Cuando llegamos a la casa, Maxim paró el coche unos metros más allá de la puerta, y dijo:

—No puedo agradecerle bastante todo lo que ha hecho usted hoy. Estoy seguro de que usted comprenderá lo que siento sin necesidad de que lo explique.

—Le aseguro que ha sido para mí un verdadero placer. Si hubiésemos sabido lo de Baker desde el principio, nos hubiéramos ahorrado todo esto. Pero eso es lo de menos. Lo importante es que ustedes olviden todo lo relacionado con este desagradable episodio. Favell, estoy convencido, no les volverá a molestar. Y si lo hace, le ruego que me avise. Yo sé lo que tengo que hacer con él —saltó del coche, sin olvidar su mapa, con el abrigo al brazo—. Yo, que ustedes…, me marcharía fuera una temporada, unas vacaciones, tal vez en el extranjero.
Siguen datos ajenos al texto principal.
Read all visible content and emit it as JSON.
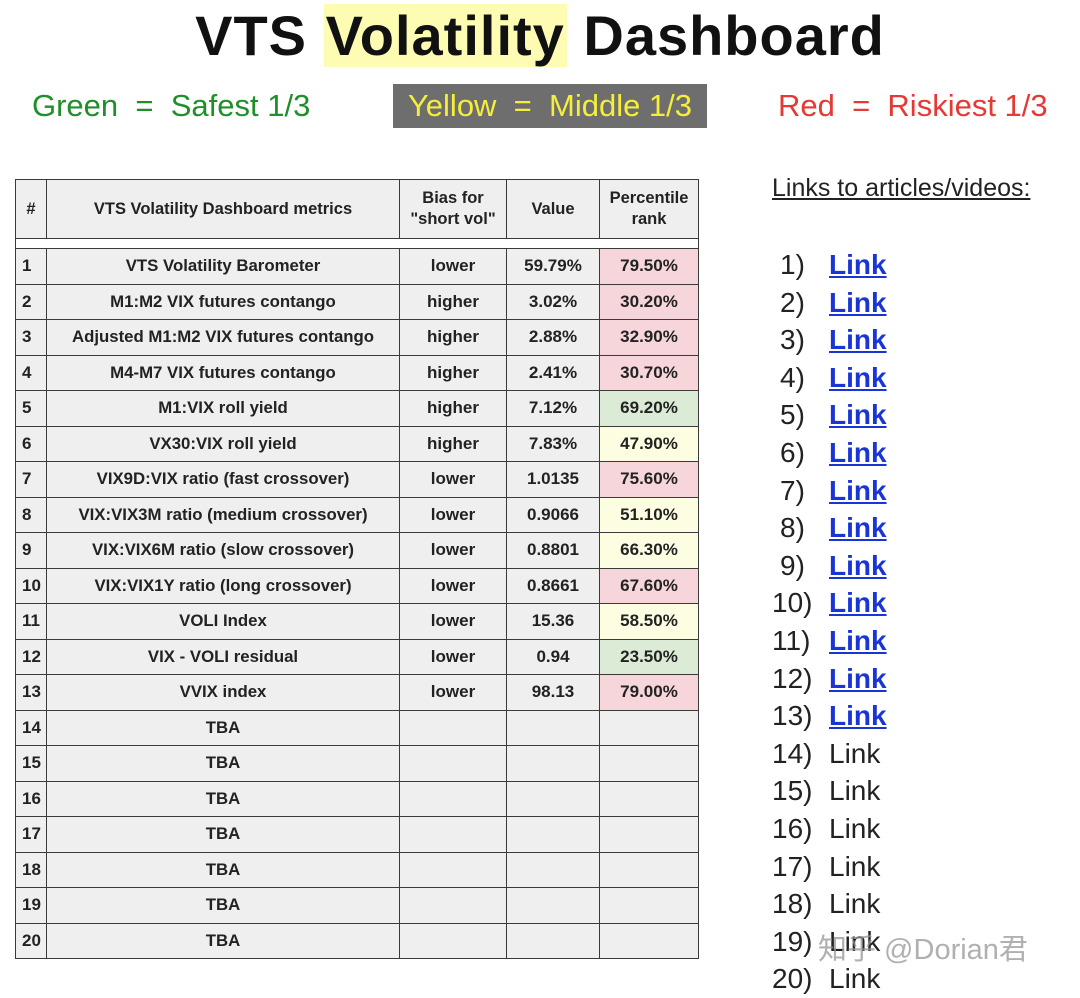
{
  "title": {
    "part1": "VTS ",
    "highlight": "Volatility",
    "part2": " Dashboard"
  },
  "legend": {
    "green": "Green  =  Safest 1/3",
    "yellow": "Yellow  =  Middle 1/3",
    "red": "Red  =  Riskiest 1/3"
  },
  "colors": {
    "green_text": "#1e8f2a",
    "yellow_text": "#f5ee3a",
    "yellow_bg": "#6e6e6e",
    "red_text": "#e53935",
    "pct_red_bg": "#f6d6da",
    "pct_yellow_bg": "#fdfde2",
    "pct_green_bg": "#dcebd6",
    "link": "#1a35d6"
  },
  "table": {
    "headers": [
      "#",
      "VTS Volatility Dashboard metrics",
      "Bias for \"short vol\"",
      "Value",
      "Percentile rank"
    ],
    "rows": [
      {
        "num": "1",
        "metric": "VTS Volatility Barometer",
        "bias": "lower",
        "value": "59.79%",
        "pct": "79.50%",
        "zone": "red"
      },
      {
        "num": "2",
        "metric": "M1:M2 VIX futures contango",
        "bias": "higher",
        "value": "3.02%",
        "pct": "30.20%",
        "zone": "red"
      },
      {
        "num": "3",
        "metric": "Adjusted M1:M2 VIX futures contango",
        "bias": "higher",
        "value": "2.88%",
        "pct": "32.90%",
        "zone": "red"
      },
      {
        "num": "4",
        "metric": "M4-M7 VIX futures contango",
        "bias": "higher",
        "value": "2.41%",
        "pct": "30.70%",
        "zone": "red"
      },
      {
        "num": "5",
        "metric": "M1:VIX roll yield",
        "bias": "higher",
        "value": "7.12%",
        "pct": "69.20%",
        "zone": "green"
      },
      {
        "num": "6",
        "metric": "VX30:VIX roll yield",
        "bias": "higher",
        "value": "7.83%",
        "pct": "47.90%",
        "zone": "yellow"
      },
      {
        "num": "7",
        "metric": "VIX9D:VIX ratio  (fast crossover)",
        "bias": "lower",
        "value": "1.0135",
        "pct": "75.60%",
        "zone": "red"
      },
      {
        "num": "8",
        "metric": "VIX:VIX3M ratio  (medium crossover)",
        "bias": "lower",
        "value": "0.9066",
        "pct": "51.10%",
        "zone": "yellow"
      },
      {
        "num": "9",
        "metric": "VIX:VIX6M ratio  (slow crossover)",
        "bias": "lower",
        "value": "0.8801",
        "pct": "66.30%",
        "zone": "yellow"
      },
      {
        "num": "10",
        "metric": "VIX:VIX1Y ratio  (long crossover)",
        "bias": "lower",
        "value": "0.8661",
        "pct": "67.60%",
        "zone": "red"
      },
      {
        "num": "11",
        "metric": "VOLI Index",
        "bias": "lower",
        "value": "15.36",
        "pct": "58.50%",
        "zone": "yellow"
      },
      {
        "num": "12",
        "metric": "VIX - VOLI residual",
        "bias": "lower",
        "value": "0.94",
        "pct": "23.50%",
        "zone": "green"
      },
      {
        "num": "13",
        "metric": "VVIX index",
        "bias": "lower",
        "value": "98.13",
        "pct": "79.00%",
        "zone": "red"
      },
      {
        "num": "14",
        "metric": "TBA",
        "bias": "",
        "value": "",
        "pct": "",
        "zone": ""
      },
      {
        "num": "15",
        "metric": "TBA",
        "bias": "",
        "value": "",
        "pct": "",
        "zone": ""
      },
      {
        "num": "16",
        "metric": "TBA",
        "bias": "",
        "value": "",
        "pct": "",
        "zone": ""
      },
      {
        "num": "17",
        "metric": "TBA",
        "bias": "",
        "value": "",
        "pct": "",
        "zone": ""
      },
      {
        "num": "18",
        "metric": "TBA",
        "bias": "",
        "value": "",
        "pct": "",
        "zone": ""
      },
      {
        "num": "19",
        "metric": "TBA",
        "bias": "",
        "value": "",
        "pct": "",
        "zone": ""
      },
      {
        "num": "20",
        "metric": "TBA",
        "bias": "",
        "value": "",
        "pct": "",
        "zone": ""
      }
    ]
  },
  "links": {
    "heading": "Links to articles/videos:",
    "items": [
      {
        "index": "1)",
        "label": "Link",
        "active": true
      },
      {
        "index": "2)",
        "label": "Link",
        "active": true
      },
      {
        "index": "3)",
        "label": "Link",
        "active": true
      },
      {
        "index": "4)",
        "label": "Link",
        "active": true
      },
      {
        "index": "5)",
        "label": "Link",
        "active": true
      },
      {
        "index": "6)",
        "label": "Link",
        "active": true
      },
      {
        "index": "7)",
        "label": "Link",
        "active": true
      },
      {
        "index": "8)",
        "label": "Link",
        "active": true
      },
      {
        "index": "9)",
        "label": "Link",
        "active": true
      },
      {
        "index": "10)",
        "label": "Link",
        "active": true
      },
      {
        "index": "11)",
        "label": "Link",
        "active": true
      },
      {
        "index": "12)",
        "label": "Link",
        "active": true
      },
      {
        "index": "13)",
        "label": "Link",
        "active": true
      },
      {
        "index": "14)",
        "label": "Link",
        "active": false
      },
      {
        "index": "15)",
        "label": "Link",
        "active": false
      },
      {
        "index": "16)",
        "label": "Link",
        "active": false
      },
      {
        "index": "17)",
        "label": "Link",
        "active": false
      },
      {
        "index": "18)",
        "label": "Link",
        "active": false
      },
      {
        "index": "19)",
        "label": "Link",
        "active": false
      },
      {
        "index": "20)",
        "label": "Link",
        "active": false
      }
    ]
  },
  "watermark": "知乎 @Dorian君"
}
Ni Maxim ni yo dijimos nada. El coronel estaba guardándose el mapa y continuó:

—En Suiza se está muy bien en esta época del año. Me acuerdo de que una vez fuimos todos allí, para que mi hija lo conociera, y lo pasamos muy bien. Hay paseos soberbios —se aclaró la garganta y continuó—. No es totalmente imposible que surjan algunos pequeños contratiempos…, no por parte de Favell, sino por algunas otras personas de los alrededores. No es fácil saber lo que Tabb habrá ido diciendo por ahí. Claro que todo ello es absurdo, pero ya sabe usted el refrán: «Ojos que no ven, corazón que no siente». Si no están ustedes en Manderley para ser blanco de las habladurías, el cotilleo no tendrá interés. La gente es así.
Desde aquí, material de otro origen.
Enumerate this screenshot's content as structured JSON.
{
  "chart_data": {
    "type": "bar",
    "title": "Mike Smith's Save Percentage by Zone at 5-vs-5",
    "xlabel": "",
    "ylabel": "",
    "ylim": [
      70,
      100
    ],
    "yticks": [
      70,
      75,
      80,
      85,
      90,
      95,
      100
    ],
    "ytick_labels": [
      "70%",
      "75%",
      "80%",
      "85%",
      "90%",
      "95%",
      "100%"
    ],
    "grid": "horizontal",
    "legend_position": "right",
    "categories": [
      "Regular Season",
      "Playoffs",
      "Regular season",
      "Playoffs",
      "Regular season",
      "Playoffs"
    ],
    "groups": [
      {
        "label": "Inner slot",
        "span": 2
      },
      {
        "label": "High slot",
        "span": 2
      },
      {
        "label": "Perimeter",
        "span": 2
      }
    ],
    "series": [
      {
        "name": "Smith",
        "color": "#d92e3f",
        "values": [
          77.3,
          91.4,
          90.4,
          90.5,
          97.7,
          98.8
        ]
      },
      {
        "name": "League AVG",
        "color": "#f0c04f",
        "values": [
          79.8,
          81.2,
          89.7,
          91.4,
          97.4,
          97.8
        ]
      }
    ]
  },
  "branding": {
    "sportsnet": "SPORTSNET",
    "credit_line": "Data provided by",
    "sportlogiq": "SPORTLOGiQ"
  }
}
Aún permaneció unos momentos junto a nosotros, pasando lista a sus cosas:

—Creo que no me dejo nada. El mapa…, las gafas…, el bastón…, los guantes… Sí, está todo. Bueno, adiós a los dos. No se cansen demasiado. Ha sido un día de mucho ajetreo.

Pasó la verja y se dirigió hacia la escalinata de entrada. Una mujer se asomó a la ventana, sonriendo, y saludó con la mano. Arrancó el coche y doblamos la esquina de la calle. Me recliné contra el respaldo del asiento y cerré los ojos. Una vez que nos quedamos solos y se aflojó la terrible tensión, la sensación de desahogo me resultó casi insoportable. Era como si hubiera reventado un absceso. Maxim callaba. Noté su mano sobre la mía. Continuamos por en medio del espeso tráfico callejero, sin que yo lo viera.

Oí el trepidar de los autobuses, las bocinas de los taxis, el ruido atronador, interminable y constante de Londres; pero, a pesar del estrépito, yo permanecía aislada de todo. Yo no estaba allí, sino en otro lugar fresco, tranquilo y sosegado. Nada ni nadie nos podría ya tocar. La gran crisis había pasado.

Cuando Maxim paró el coche, abrí los ojos y me incorporé. Estábamos en una calle estrecha, delante de uno de los mil restaurantes pequeñitos de Soho. Miré a mi alrededor, deslumbrada y sin comprender.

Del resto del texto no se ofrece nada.